Time Period3 Months [change]
DirectionMoves Together 
StrengthInsignificant
Accuracy100.0%
ValuesDaily Returns

Namwiwat Medical  vs.  Delta Electronics Public

 Performance 
       Timeline  
Namwiwat Medical 

Risk-Adjusted Performance

0 of 100

 
Weak
 
Strong
Very Weak
Over the last 90 days Namwiwat Medical has generated negative risk-adjusted returns adding no value to investors with long positions. Despite quite persistent primary indicators, Namwiwat Medical is not utilizing all of its potentials. The latest stock price mess, may contribute to short-term losses for the institutional investors.
Delta Electronics Public 

Risk-Adjusted Performance

10 of 100

 
Weak
 
Strong
OK
Compared to the overall equity markets, risk-adjusted returns on investments in Delta Electronics Public are ranked lower than 10 (%) of all global equities and portfolios over the last 90 days. Even with relatively weak basic indicators, Delta Electronics reported solid returns over the last few months and may actually be approaching a breakup point.

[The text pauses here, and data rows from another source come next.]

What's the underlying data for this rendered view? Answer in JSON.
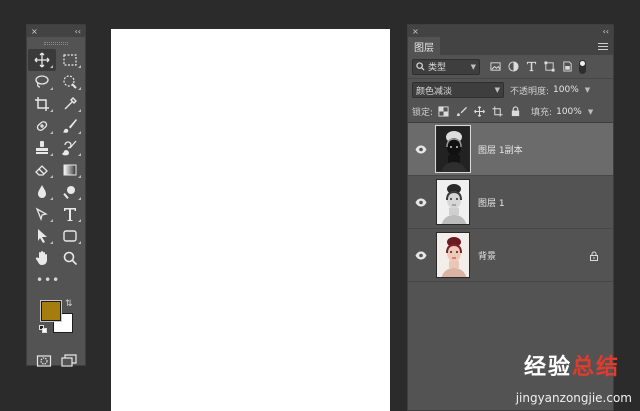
{
  "tools_panel": {
    "close_glyph": "×",
    "collapse_glyph": "‹‹",
    "more_glyph": "•••",
    "swap_glyph": "⇅",
    "foreground_color": "#a57d0f",
    "background_color": "#ffffff",
    "tool_icons": [
      "move-icon",
      "marquee-icon",
      "lasso-icon",
      "quick-select-icon",
      "crop-icon",
      "eyedropper-icon",
      "healing-brush-icon",
      "brush-icon",
      "clone-stamp-icon",
      "history-brush-icon",
      "eraser-icon",
      "gradient-icon",
      "blur-icon",
      "dodge-icon",
      "pen-icon",
      "type-icon",
      "path-select-icon",
      "rectangle-icon",
      "hand-icon",
      "zoom-icon"
    ]
  },
  "canvas": {
    "background": "#ffffff"
  },
  "layers_panel": {
    "close_glyph": "×",
    "collapse_glyph": "‹‹",
    "tab_label": "图层",
    "filter_label": "类型",
    "blend_mode": "颜色减淡",
    "opacity_label": "不透明度:",
    "opacity_value": "100%",
    "lock_label": "锁定:",
    "fill_label": "填充:",
    "fill_value": "100%",
    "layers": [
      {
        "name": "图层 1副本",
        "active": true,
        "locked": false
      },
      {
        "name": "图层 1",
        "active": false,
        "locked": false
      },
      {
        "name": "背景",
        "active": false,
        "locked": true
      }
    ]
  },
  "watermark": {
    "text_a": "经验",
    "text_b": "总结",
    "url": "jingyanzongjie.com"
  }
}
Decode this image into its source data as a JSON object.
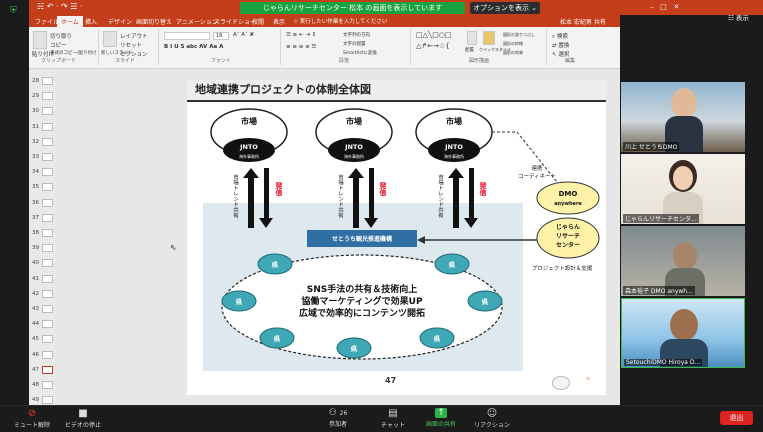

Namwiwat Medical and Delta Electronics Volatility Contrast

   Predicted Return Density   
       Returns  

Pair Trading with Namwiwat Medical and Delta Electronics

The main advantage of trading using opposite Namwiwat Medical and Delta Electronics positions is that it hedges away some unsystematic risk. Because of two separate transactions, even if Namwiwat Medical position performs unexpectedly, Delta Electronics can make up some of the losses. Pair trading also minimizes risk from directional movements in the market. For example, if an entire industry or sector drops because of unexpected headlines, the short position in Delta Electronics will offset losses from the drop in Delta Electronics' long position.
The idea behind Namwiwat Medical and Delta Electronics Public pairs trading is to make the combined position market-neutral, meaning the overall market's direction will not affect its win or loss (or potential downside or upside). This can be achieved by designing a pairs trade with two highly correlated stocks or equities that operate in a similar space or sector, making it possible to obtain profits through simple and relatively low-risk investment.
Check out your portfolio center.
Note that this page's information should be used as a complementary analysis to find the right mix of equity instruments to add to your existing portfolios or create a brand new portfolio. You can also try the Economic Indicators module to top statistical indicators that provide insights into how an economy is performing.